下一章 上一章 目录 设置
14、013 ...
-
小心翼翼偷摸到厨房的朝歌与华枝一路过来,没见有人起夜觉得不会被发现很是开心,华枝被留下在门外盯梢,而朝歌则探进厨房去拿吃的。
“小姐,你可要快些,我担心被人看见。”华枝在朝歌进门后小声对内说道。
可惜朝歌满心找食物,早已离开门边老远,摸索在黑暗的厨房内,朝歌不一会便碰倒了一摞食具,惊得她自己连忙后退。
门外的华枝也因为清晰的动静更加提心吊胆,忍不住呼唤朝歌,朝歌也猜到华枝的意思,忙保证不会再弄出动静门外才静下来。
朝歌蹒跚在灶台与灶台间,此时的眼睛受到黑暗影响,朝歌只能依靠鼻子寻食物的气味。轻轻的嗅着一会儿走到水罐旁,一会儿又移到房内角落,左右寻找才算是寻到收在笼屉里的肉包子。
看着朝歌摆开布帛装包子,站在房内角落的影人才慢慢走出藏身地,一双有着月白风清之感的眼睛随着朝歌的动作移动。

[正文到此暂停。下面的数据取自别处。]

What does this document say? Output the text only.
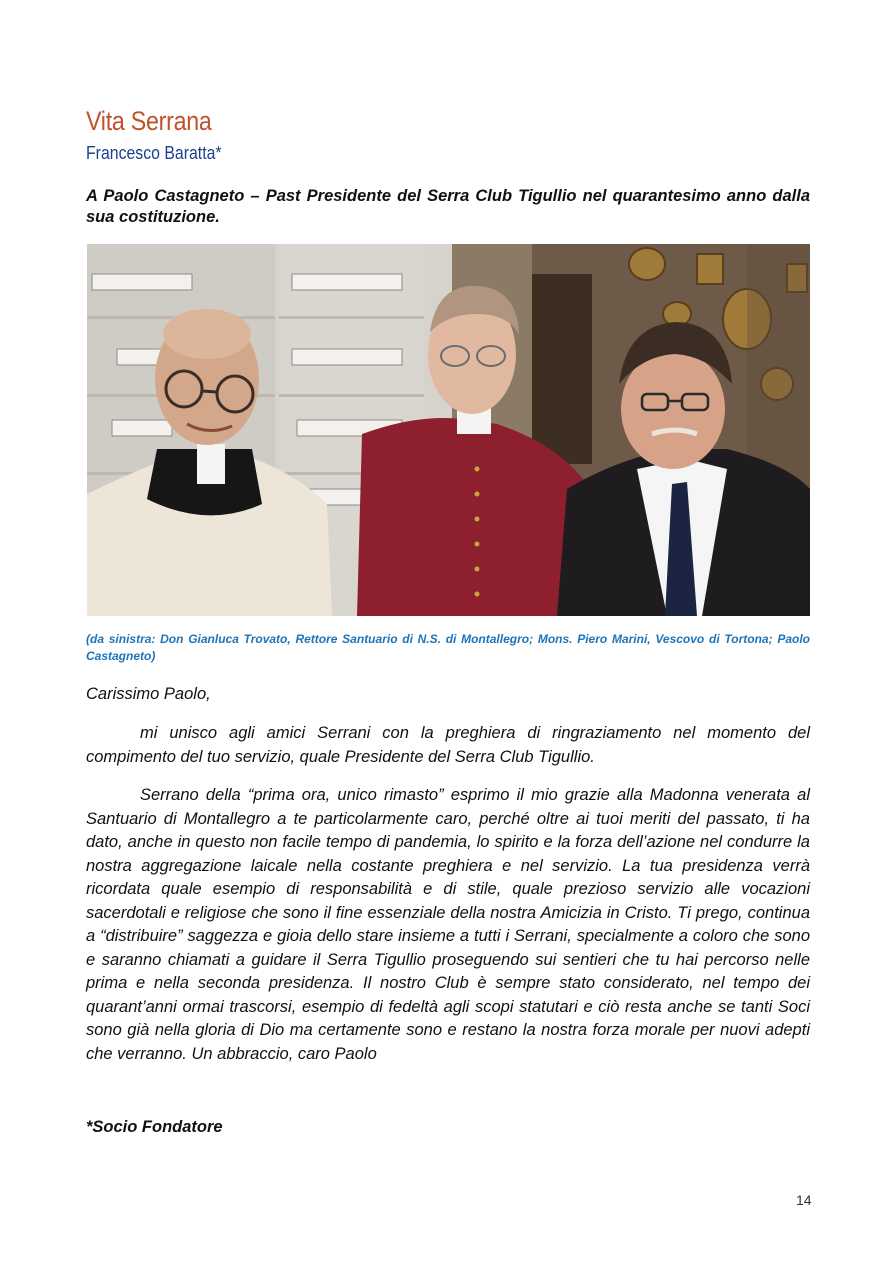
Vita Serrana
Francesco Baratta*
A Paolo Castagneto – Past Presidente del Serra Club Tigullio nel quarantesimo anno dalla sua costituzione.
(da sinistra: Don Gianluca Trovato, Rettore Santuario di N.S. di Montallegro; Mons. Piero Marini, Vescovo di Tortona; Paolo Castagneto)
Carissimo Paolo,

mi unisco agli amici Serrani con la preghiera di ringraziamento nel momento del compimento del tuo servizio, quale Presidente del Serra Club Tigullio.

Serrano della “prima ora, unico rimasto” esprimo il mio grazie alla Madonna venerata al Santuario di Montallegro a te particolarmente caro, perché oltre ai tuoi meriti del passato, ti ha dato, anche in questo non facile tempo di pandemia, lo spirito e la forza dell’azione nel condurre la nostra aggregazione laicale nella costante preghiera e nel servizio. La tua presidenza verrà ricordata quale esempio di responsabilità e di stile, quale prezioso servizio alle vocazioni sacerdotali e religiose che sono il fine essenziale della nostra Amicizia in Cristo. Ti prego, continua a “distribuire” saggezza e gioia dello stare insieme a tutti i Serrani, specialmente a coloro che sono e saranno chiamati a guidare il Serra Tigullio proseguendo sui sentieri che tu hai percorso nelle prima e nella seconda presidenza. Il nostro Club è sempre stato considerato, nel tempo dei quarant’anni ormai trascorsi, esempio di fedeltà agli scopi statutari e ciò resta anche se tanti Soci sono già nella gloria di Dio ma certamente sono e restano la nostra forza morale per nuovi adepti che verranno. Un abbraccio, caro Paolo

*Socio Fondatore
14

想起时郑说过有鸡腿,不满足于找到几个肉包子,朝歌开始在笼屉里找余下的肉菜。
影人猜出朝歌的意图不由摇摇头:“方才闻气味都能嗅到我的藏身处,现在竟然找不到你要的?你贪心了。”
突然从身后传来的声音吓了朝歌一跳,紧张的盯着只有一双眼睛露出的位置,“凌师兄?”
逐渐走进朝歌使她一瞬间放下心来,发觉凌潜的目光移到布帛包好的包子,朝歌一把将包子揣进怀里。
“凌师兄此时怎会来此?”看着朝歌小脸的警惕,凌潜快速一笑便恢复从容淡定。
“夜间无聊,出来走走。”
“厨房有什么好逛的。”小声嘀咕的朝歌不理凌潜,直接明目张胆的找起肉菜。
“听到厨房有小耗子,来这一看正巧这小耗子找吃的。”凌潜几步远跟在朝歌身后,“你说有没有意思?”
朝歌明白凌潜口中的小耗子指的是自己,但她能反驳出什么有意义的话吗?不能。不想将宝贵时间浪费在争论小耗子的问题上,朝歌便没有理会他。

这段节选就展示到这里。